Today the U.S. Sentencing Commission unanimously voted to retroactively apply the Fair Sentencing Act of 2010, enabling 12,000 prisoners who were convicted under a previous law that applied harsh sentences to minor crack offenders to be released:
“In passing the Fair Sentencing Act, Congress recognized the fundamental unfairness of federal cocaine sentencing policy and ameliorated it through bipartisan legislation,” noted Commission chair, Judge Patti B. Saris. “Today’s action by the Commission ensures that the longstanding injustice recognized by Congress is remedied, and that federal crack cocaine offenders who meet certain criteria established by the Commission and considered by the courts may have their sentences reduced to a level consistent with the Fair Sentencing Act of 2010.”
Under previous law, crack offenses led to sentences 100 times more severe than powder cocaine sentences. It took 500 grams of cocaine to trigger a five-year mandatory minimum sentence, but only 5 grams of crack. Because African-American drug users tend are more likely to use crack, while white drug users tend to use powder cocaine, the practical effect of the disparity has been to fill the federal prison system with non-violent African-American offenders. Eighty to 90 percent of defendants convicted of crack offenses are black, while 70 percent of powder cocaine offenders are white or Hispanic. As one federal judge once put it, the disparity “makes the war on drugs look like a ‘war on minorities.’ ”
Last year, Congress passed the Act, substantially lowering the recommended sentences for people convicted of crack cocaine crimes, but it was not applied to people already serving time in prison under the old system.
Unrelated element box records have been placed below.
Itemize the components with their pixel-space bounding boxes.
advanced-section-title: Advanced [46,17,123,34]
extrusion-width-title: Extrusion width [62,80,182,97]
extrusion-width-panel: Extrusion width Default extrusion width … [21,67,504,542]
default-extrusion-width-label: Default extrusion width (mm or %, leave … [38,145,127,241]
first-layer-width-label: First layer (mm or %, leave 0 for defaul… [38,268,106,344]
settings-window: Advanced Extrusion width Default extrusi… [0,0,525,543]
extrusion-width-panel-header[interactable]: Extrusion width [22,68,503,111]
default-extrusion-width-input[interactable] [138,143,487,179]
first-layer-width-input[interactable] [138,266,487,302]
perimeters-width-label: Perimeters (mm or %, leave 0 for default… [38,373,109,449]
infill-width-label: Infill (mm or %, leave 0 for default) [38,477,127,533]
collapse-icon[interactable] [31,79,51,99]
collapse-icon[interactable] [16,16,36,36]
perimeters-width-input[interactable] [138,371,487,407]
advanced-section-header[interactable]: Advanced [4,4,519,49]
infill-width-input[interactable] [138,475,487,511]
Today the Sentencing Commission ruled that offenders locked up for crack offenses before the new law took effect should also benefit.
Ketanji Brown Jackson, a vice chair of the commission commented, “I say justice demands this result.” Unless Congress intervenes, the retroactivity will take effect on November 1. The new guidelines not only rectify a decades-long injustice that has disproportionately affected minority communities, but will save an estimated $200 million over the next five years.